Prié de dire si cela impliquait que la Fed réagirait en abaissant les taux, il a répondu: "Je ne peux vraiment pas être plus précis". Il a en outre estimé que la baisse actuelle de l'inflation s'expliquait sans doute par des éléments de nature "transitoire".

L'euro perd 0,13% à 1,1179 dollar.

L'indice dollar, qui mesure la valeur du billet vert face à un panier de devises de référence, remontait pareillement, de 0,14% à 97,819, renouant avec sa tendance de la veille.

Le sterling, qui avait réagi à la hausse au relèvement des prévisions de croissance annoncé par la Banque d'Angleterre (BoE), s'est retourné, cédant 0,14% à 1,3030 dollar.

TAUX

Les rendements des Treasuries sont en légère hausse, portés par les déclarations du président de la Fed sur l'inflation et la croissance.
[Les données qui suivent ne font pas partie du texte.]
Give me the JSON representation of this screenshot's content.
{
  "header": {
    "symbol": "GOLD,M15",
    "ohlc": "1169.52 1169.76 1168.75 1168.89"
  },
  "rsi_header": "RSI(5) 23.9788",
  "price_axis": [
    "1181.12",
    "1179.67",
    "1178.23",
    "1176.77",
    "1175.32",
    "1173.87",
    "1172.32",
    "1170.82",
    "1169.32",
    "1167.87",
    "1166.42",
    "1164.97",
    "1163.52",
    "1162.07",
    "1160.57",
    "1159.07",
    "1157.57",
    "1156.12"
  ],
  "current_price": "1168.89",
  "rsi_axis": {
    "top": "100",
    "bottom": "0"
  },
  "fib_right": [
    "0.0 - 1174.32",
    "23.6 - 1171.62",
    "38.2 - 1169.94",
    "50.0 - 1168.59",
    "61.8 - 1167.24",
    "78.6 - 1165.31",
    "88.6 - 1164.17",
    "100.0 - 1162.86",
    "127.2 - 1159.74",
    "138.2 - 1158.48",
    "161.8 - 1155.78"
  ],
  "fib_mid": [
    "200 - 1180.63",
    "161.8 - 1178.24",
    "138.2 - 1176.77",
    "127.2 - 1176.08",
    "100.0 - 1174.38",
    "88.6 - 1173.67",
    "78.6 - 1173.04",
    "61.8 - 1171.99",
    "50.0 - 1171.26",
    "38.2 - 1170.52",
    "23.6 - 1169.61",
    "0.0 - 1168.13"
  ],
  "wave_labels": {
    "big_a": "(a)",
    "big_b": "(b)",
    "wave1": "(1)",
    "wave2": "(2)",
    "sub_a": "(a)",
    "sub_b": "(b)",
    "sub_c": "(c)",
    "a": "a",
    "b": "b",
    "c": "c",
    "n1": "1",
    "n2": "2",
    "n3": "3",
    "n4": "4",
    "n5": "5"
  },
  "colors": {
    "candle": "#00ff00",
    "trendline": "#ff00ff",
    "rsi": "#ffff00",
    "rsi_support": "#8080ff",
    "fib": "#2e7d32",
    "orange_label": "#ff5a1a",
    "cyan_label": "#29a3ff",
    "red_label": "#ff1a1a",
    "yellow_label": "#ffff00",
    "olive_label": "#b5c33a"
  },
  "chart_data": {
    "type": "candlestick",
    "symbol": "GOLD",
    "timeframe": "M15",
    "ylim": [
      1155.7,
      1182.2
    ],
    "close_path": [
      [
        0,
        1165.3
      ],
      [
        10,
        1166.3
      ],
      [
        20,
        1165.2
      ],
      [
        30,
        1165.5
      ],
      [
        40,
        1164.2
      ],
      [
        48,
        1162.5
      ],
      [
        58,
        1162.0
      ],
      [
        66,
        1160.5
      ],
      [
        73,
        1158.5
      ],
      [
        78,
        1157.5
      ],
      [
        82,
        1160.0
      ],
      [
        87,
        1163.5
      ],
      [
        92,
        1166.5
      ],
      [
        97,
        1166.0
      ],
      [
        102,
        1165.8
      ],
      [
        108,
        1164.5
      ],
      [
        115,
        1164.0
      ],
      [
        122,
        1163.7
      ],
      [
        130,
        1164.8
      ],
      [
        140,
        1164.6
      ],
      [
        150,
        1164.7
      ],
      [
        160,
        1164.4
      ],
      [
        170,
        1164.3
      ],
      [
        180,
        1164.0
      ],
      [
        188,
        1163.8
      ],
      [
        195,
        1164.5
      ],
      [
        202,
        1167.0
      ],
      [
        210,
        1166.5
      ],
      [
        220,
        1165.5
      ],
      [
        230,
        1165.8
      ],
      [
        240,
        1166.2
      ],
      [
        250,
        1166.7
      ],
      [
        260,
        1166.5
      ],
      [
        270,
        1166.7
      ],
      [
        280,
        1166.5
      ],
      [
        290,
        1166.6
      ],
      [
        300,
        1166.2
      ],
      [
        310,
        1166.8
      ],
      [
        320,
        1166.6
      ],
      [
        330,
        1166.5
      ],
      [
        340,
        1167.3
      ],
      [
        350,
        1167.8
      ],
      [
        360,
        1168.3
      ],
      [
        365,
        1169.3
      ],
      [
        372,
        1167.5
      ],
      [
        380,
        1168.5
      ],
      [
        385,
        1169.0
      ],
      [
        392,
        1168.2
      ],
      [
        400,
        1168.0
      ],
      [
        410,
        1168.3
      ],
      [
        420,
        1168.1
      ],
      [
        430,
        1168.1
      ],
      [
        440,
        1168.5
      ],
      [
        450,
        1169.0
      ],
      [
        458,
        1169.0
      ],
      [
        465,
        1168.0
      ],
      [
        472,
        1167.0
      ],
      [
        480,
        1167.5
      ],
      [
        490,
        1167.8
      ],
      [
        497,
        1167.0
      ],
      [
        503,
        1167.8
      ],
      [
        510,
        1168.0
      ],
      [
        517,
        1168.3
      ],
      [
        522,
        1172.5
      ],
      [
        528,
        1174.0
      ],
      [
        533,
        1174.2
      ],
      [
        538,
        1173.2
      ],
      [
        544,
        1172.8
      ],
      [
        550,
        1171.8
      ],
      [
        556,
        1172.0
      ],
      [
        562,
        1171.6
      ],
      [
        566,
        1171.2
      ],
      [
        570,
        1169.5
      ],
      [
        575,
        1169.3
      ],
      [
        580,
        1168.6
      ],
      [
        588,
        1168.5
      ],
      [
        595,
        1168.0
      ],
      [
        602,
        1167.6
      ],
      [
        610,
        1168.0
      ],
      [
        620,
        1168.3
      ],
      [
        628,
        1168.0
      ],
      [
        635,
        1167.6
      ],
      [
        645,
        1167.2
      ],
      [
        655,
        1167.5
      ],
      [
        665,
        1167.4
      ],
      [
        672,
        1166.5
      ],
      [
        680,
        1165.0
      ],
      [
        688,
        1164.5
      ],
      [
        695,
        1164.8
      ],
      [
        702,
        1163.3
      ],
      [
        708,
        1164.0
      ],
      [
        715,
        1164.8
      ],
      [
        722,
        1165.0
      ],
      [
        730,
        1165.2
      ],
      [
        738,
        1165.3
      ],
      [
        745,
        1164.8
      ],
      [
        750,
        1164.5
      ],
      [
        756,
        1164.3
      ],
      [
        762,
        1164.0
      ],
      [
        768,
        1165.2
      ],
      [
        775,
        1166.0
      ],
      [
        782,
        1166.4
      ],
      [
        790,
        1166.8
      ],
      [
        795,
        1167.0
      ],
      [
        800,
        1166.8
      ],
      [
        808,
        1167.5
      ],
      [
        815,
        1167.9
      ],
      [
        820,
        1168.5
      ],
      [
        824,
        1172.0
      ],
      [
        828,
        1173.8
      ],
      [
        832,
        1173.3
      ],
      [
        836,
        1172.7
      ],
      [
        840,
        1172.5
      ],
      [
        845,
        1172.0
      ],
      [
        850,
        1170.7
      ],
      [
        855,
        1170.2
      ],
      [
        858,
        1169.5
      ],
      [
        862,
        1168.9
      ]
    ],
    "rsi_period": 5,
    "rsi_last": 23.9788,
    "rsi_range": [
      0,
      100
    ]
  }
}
Les traders des futures de taux évaluent dorénavant à 54% la probabilité d'une baisse des taux d'ici décembre, alors qu'elle était de 64% avant les annonces de la banque centrale, selon le baromètre FedWatch de CME Group.

Au vu de l'accent mis sur l'inflation par la banque centrale, le prochain catalyseur du marché sera la statistique d'inflation du 10 mai.

"Soit nous confirmerons qu'il n'y a plus lieu de parier sur une baisse des taux, soit ce sera décevant et on remettra le couvert", a dit Tom Simons (Jefferies).

Le rendement du 10 ans gagne 4,5 points de base à 2,556% et celui du deux ans, le plus sensible aux événements sur les taux, 3,9 points de base à 2,341%.

En Europe, les rendements obligataires européens ont également terminé en hausse, celui du Bund finissant en hausse de 1,9 point de base à 0,031%.

Il en est de même pour l'OAT équivalente, dont le rendement ressort à 0,376% (+0,7 pdb).

PÉTROLE

Les cours aggravent nettement leurs pertes, réagissant encore à une hausse plus forte que prévu des stocks de brut américains annoncée la veille, avec de surcroit une production locale qui a atteint un nouveau record de 12,3 millions de barils par jour (bpj).

Le brut léger américain (West Texas Intermediate, WTI) perd autour de 4% et est retombé autour de 61 dollars le baril, tandis que le Brent se retrouve au niveau des 70 dollars le baril, avec un recul de l'ordre de 3%.